Капитан МВД, в прошлом командир партизанской группы, на вопрос Котловского ответил отрицательно. Таких случаев в их группе в то время не было.

Котловский на машине, предложенной начальником МВД, выехал в Трускавец. По дороге он остановился в селе, где жил заместитель командира отряда.

Председателя колхоза, Ивана Трофимовича, майор нашел в поле. Еще издали он услышал зычный хрипловатый голос.

— Голова командует, — сказал паренек-провожатый.

Посреди поля, в кругу женщин, размахивал руками плотный, широкоплечий мужчина в коричневом кителе и соломенной шляпе.

Семен Игнатьевич поздоровался с колхозниками и отошел с председателем в сторону, под тень деревьев, росших правильными рядами вдоль полей, и коротко изложил суть дела.

— Был у нас такой случай, — пробасил председатель. — Партизан тот после к нам прибег, рассказывал. Он и сам находится недалеко отсюда. Доктор по специальности. Я вот хлеба подымаю, а он животы людям в Трускавце лечит. Минут за пятнадцать до него доедете.

«Газик» опять рванулся в дорогу. Скоро выехали на асфальтированное шоссе. Вдали замаячили белые здания санатория.

Врача майор нашел сразу. Врач был родом из Тулы, партизанил на Украине.

Он посмотрел на фотографию Дубняка, и взгляд его стал теплым и ласковым, будто увидел родного человека.

— Он спас меня от верной смерти, товарищ майор. Вы мне адресок-то его оставьте. Списаться нужно: замечательный человек!
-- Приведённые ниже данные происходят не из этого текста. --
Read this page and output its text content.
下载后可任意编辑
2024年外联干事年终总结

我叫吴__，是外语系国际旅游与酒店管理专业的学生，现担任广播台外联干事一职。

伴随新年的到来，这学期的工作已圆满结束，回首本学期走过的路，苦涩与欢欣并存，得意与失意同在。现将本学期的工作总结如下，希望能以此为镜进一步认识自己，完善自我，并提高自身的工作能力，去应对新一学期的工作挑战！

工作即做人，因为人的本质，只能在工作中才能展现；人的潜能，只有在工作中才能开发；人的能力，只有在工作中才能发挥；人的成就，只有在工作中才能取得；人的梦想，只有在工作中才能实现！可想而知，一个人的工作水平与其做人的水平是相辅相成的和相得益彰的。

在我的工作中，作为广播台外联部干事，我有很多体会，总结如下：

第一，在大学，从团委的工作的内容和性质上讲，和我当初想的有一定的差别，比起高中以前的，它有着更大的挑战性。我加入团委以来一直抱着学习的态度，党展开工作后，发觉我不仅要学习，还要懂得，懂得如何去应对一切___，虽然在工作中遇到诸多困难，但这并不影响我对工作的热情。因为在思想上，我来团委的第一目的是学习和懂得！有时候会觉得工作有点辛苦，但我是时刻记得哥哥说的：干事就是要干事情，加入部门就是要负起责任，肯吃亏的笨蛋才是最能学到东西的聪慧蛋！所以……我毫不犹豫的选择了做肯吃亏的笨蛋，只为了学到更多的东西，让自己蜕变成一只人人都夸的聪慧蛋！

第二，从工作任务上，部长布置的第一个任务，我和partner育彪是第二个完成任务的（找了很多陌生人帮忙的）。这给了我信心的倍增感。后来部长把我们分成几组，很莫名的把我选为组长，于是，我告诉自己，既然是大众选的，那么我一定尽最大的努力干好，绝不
Врач помог майору найти двоюродного брата Лисняка.

— Дубняка хорошо знаю по рассказам товарища Сергея, — сказал тот. — Наш че­ловек. А полицейского, что я тогда стамеской угостил, Цыганком звали. Расстреляли его наши, как пришли. Собаке собачья смерть. Дубняк наш человек, верный человек, — еще раз повторил он.

Они пошли по курортному городку, провожая Котловского к машине. По благодарным улыбкам, которыми курортники и санитарки приветствовали врача-туляка, спасенного когда то из лап гестапо, майор понял, что его здесь уважают и ценят. Очевидно, человек, который после пыток, в ожидании смерти пеп «Орленка», умел бороться с преждевременной смертью и болезнями. И невольно Семен Игнатьевич поду­мал, что не только этот человек в белом халате, но и все, кого он вылечил, должны благодарить Никиту Дубняка — незаметного молчаливого воина, не запоминавшего имен спасенных им людей.

* * *

— Вот она, судьба человека! — сказал майор Котловский, закончив рассказ. — Я вернулся, сообщил в часть и доложил начальству, что обвинение не подтвердилось. Дело, заведенное на Никиту Дубняка, оказалось безрезультатным. И знаете, друг мой, об этом безрезультатном деле очень приятно вспоминать!.. А теперь вам пора. Чего со стариком сидеть! Ступайте!